Neither one attended medical school, they wouldn't know a scalpel from a syringe, and they are definitely not independently wealthy philanthropists, but you'd be hard pressed to find two people who have done more for children's health care in the Intermountain Area than Lee Pocock and Sharon Goodrich.
It was their conspired brainstorm 32 years ago that launched the KSL-Radio radiothon, an on-air fundraiser that has not only raised nearly $7 million for the Primary Children's Medical Center since 1977 but also served as the forerunner for the KSL-TV telethon that has generated another $20 million-plus.
I bring this up because Monday, on the occasion of the 32nd annual KSL radiothon, there were Pocock and Goodrich, working the phones, updating the totals, and running the show behind the scenes as a record $490,005 came into the hospital's bank account.
From the energy they were generating, you'd have thought it was 1977 all over again.
That was the year that Pocock, then promotion director for KSL-Radio, telephoned Goodrich, then P.R. director for Primary Children's, to see if there was some way the radio station could help raise money for a hospital long noted for its charitable policy of never turning away a sick or injured child.
This was before KSL went to its all-news format and Pocock suggested maybe they could raise funds by offering to play songs for pledges.
"Nobody was doing radiothons back then," remembers Pocock. "We didn't have a footprint to go by."
"Whatever they suggested sounded great to us," remembers Goodrich.

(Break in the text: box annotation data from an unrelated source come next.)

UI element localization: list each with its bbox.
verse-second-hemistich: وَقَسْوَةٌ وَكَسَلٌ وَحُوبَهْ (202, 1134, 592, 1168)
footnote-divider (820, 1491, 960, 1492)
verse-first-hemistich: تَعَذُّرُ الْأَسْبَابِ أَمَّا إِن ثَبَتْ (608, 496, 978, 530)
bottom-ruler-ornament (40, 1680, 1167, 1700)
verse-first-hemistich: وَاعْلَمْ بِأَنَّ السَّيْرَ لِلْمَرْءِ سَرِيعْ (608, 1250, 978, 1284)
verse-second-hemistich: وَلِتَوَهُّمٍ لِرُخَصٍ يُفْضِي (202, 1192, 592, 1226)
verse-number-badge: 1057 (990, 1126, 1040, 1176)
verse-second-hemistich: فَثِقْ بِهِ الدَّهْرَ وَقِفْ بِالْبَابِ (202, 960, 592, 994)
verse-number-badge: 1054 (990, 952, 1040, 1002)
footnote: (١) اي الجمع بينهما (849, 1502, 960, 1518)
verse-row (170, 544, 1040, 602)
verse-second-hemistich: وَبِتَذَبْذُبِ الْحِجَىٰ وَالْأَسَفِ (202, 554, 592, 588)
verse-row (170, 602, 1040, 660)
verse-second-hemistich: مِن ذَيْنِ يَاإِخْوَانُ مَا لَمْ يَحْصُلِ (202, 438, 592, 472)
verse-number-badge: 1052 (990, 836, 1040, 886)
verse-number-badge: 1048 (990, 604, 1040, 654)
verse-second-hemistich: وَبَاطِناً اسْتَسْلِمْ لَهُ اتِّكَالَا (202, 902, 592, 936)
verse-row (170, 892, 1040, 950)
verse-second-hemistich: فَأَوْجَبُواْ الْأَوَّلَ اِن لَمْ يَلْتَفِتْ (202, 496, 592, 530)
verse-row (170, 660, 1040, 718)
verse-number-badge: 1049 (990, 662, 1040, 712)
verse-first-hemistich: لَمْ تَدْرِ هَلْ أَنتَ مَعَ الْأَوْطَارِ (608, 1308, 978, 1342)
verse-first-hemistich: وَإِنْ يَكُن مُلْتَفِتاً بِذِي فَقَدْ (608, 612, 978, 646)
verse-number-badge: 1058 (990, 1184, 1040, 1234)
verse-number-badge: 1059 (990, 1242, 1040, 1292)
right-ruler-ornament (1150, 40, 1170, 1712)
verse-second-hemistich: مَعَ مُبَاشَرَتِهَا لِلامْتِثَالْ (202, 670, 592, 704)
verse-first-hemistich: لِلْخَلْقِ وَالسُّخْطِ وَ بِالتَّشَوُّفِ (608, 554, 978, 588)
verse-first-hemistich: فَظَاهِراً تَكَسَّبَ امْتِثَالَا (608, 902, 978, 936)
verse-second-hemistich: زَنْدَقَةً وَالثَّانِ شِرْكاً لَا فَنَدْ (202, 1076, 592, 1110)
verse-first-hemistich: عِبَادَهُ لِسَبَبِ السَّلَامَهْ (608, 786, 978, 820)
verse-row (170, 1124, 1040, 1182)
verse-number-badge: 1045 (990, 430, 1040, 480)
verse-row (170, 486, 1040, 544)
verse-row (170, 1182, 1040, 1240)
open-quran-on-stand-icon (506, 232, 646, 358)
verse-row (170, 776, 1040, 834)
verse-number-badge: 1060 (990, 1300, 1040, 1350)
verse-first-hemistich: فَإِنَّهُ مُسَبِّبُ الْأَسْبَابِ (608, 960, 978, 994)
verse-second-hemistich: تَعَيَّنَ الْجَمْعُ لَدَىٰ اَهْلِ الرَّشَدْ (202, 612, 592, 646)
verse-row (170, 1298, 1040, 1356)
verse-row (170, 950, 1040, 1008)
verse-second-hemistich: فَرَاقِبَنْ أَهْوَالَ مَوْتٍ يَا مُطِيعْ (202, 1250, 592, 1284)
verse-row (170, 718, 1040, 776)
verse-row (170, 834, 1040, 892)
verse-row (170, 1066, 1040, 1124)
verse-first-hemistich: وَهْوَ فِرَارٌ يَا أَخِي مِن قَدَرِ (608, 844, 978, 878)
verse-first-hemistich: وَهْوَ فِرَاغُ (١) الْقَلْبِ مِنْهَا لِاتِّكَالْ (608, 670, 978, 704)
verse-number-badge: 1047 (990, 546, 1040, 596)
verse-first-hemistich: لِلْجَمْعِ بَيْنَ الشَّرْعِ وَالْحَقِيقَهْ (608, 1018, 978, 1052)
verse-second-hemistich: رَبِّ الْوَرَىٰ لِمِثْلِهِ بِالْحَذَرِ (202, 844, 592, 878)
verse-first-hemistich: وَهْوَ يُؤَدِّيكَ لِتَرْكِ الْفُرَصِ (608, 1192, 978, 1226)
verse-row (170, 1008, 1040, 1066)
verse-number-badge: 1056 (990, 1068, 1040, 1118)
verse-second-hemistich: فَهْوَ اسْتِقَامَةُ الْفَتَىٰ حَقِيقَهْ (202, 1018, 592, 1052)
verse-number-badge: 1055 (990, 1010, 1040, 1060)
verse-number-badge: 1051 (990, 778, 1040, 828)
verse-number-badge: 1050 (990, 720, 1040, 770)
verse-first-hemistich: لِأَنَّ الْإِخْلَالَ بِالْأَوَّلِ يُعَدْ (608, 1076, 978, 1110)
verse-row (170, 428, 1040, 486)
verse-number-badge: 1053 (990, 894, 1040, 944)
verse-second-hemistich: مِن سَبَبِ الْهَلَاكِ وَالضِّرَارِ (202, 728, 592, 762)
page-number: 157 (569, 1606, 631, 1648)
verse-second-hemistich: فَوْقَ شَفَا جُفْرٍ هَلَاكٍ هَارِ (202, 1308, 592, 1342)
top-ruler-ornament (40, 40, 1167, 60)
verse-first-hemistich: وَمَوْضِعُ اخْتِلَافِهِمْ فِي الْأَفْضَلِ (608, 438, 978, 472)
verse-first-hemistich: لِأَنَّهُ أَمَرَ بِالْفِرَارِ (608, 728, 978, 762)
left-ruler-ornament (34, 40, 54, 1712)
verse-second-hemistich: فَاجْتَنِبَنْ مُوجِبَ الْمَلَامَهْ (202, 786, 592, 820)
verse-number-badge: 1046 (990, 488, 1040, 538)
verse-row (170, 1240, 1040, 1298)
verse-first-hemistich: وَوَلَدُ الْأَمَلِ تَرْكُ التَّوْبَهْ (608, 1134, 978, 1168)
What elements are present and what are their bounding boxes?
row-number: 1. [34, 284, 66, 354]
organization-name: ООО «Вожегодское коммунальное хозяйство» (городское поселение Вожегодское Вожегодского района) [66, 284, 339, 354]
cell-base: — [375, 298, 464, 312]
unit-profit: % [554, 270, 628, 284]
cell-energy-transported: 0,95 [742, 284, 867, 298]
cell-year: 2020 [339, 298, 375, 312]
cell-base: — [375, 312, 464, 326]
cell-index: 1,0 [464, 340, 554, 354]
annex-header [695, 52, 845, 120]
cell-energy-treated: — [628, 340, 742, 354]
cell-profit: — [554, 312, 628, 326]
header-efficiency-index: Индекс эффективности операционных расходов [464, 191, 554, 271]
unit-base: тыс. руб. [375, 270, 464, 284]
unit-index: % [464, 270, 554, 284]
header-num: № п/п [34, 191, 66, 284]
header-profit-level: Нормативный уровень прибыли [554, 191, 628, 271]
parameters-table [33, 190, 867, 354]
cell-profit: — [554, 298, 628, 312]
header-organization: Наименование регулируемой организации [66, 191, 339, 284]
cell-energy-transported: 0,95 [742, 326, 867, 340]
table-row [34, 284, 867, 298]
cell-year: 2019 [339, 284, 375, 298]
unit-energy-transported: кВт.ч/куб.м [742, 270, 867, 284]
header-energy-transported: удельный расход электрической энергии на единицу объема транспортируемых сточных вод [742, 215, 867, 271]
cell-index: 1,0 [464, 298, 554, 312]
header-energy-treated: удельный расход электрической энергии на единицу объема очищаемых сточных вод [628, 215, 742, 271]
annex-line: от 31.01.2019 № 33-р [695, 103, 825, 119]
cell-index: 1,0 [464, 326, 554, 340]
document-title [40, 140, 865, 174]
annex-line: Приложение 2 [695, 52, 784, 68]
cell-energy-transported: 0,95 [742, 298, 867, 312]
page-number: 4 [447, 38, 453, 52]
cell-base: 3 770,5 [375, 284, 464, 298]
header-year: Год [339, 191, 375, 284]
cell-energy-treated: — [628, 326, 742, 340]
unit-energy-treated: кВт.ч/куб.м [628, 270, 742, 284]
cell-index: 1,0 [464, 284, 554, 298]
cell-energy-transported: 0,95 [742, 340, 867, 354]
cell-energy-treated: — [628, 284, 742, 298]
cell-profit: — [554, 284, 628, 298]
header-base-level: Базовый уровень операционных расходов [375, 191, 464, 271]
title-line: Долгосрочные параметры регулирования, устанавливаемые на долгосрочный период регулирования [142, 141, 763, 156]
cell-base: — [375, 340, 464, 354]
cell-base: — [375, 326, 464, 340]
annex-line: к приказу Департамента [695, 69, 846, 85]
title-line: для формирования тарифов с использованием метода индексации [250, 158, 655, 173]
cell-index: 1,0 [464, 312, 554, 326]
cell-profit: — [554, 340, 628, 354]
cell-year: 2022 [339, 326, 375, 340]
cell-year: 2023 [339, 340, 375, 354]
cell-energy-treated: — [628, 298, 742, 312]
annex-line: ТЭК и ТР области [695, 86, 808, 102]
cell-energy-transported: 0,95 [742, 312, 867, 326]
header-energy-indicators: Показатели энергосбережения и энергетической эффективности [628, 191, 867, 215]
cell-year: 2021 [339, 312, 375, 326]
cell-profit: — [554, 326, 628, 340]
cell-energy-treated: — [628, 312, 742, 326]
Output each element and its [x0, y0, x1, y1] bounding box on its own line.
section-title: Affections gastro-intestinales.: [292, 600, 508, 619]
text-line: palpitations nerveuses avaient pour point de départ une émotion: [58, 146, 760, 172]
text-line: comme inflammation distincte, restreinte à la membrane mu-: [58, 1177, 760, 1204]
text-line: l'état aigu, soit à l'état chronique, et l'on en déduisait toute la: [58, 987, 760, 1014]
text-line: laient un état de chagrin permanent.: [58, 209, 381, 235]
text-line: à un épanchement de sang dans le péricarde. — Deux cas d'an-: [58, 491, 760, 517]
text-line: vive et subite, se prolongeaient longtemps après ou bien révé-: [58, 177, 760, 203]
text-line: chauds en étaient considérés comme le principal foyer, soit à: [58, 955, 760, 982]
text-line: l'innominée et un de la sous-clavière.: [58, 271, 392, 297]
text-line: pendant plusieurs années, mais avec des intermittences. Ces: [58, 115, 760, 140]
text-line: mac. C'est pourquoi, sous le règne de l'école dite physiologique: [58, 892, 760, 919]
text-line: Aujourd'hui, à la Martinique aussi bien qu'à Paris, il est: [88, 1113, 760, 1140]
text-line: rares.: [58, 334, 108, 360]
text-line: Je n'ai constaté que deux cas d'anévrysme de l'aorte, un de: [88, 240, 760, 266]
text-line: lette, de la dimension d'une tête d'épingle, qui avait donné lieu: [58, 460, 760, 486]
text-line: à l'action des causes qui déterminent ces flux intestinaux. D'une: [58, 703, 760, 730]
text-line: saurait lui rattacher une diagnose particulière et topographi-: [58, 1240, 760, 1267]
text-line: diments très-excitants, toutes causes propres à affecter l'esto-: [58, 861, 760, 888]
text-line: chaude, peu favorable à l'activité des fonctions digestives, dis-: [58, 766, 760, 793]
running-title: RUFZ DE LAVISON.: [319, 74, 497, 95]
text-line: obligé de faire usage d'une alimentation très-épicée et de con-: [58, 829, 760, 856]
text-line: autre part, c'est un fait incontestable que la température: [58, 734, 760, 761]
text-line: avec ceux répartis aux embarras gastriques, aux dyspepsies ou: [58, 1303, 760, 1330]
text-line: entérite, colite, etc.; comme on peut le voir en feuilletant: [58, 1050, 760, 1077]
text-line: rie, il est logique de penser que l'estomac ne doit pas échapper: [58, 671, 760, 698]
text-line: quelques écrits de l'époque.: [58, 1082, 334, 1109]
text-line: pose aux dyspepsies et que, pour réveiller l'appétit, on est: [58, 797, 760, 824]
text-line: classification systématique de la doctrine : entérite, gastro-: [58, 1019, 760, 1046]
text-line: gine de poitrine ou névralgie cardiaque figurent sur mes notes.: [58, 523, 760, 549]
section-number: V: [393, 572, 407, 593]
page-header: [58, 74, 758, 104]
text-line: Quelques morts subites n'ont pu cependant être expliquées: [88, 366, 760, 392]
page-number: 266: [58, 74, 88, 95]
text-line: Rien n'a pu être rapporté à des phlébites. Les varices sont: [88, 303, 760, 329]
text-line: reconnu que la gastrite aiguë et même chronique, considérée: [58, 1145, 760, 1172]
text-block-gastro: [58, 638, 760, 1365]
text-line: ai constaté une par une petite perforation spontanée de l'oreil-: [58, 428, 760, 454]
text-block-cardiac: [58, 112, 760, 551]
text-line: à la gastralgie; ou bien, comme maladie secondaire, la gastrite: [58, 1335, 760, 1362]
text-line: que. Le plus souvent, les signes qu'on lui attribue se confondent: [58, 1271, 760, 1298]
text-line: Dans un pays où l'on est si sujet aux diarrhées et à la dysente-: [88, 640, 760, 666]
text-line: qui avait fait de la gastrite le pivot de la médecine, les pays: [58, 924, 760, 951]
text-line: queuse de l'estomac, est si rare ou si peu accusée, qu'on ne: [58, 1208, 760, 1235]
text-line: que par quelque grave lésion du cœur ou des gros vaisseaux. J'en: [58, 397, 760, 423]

The first event was broadcast in KSL's lunchroom. It raised $23,509. The biggest donation came from a listener who wanted to hear Abbott and Costello's "Who's on First" routine. Someone ran over to the Salt Lake City Library and checked out the sketch to secure the pledge.
"We were doing cartwheels we were so thrilled at how much money we got," remembers Goodrich.
A local charity tradition was born. In 1983, the KSL-TV telethon followed. Today, those two events account for half of PCMC's major yearly fundraisers (the other two are Festival of the Trees in December and the Pennies by the Inch campaign in the fall).
Donations have shot steadily upward over time. The radiothon first topped $400,000 in 2002, on the heels of the 9/11 tragedy.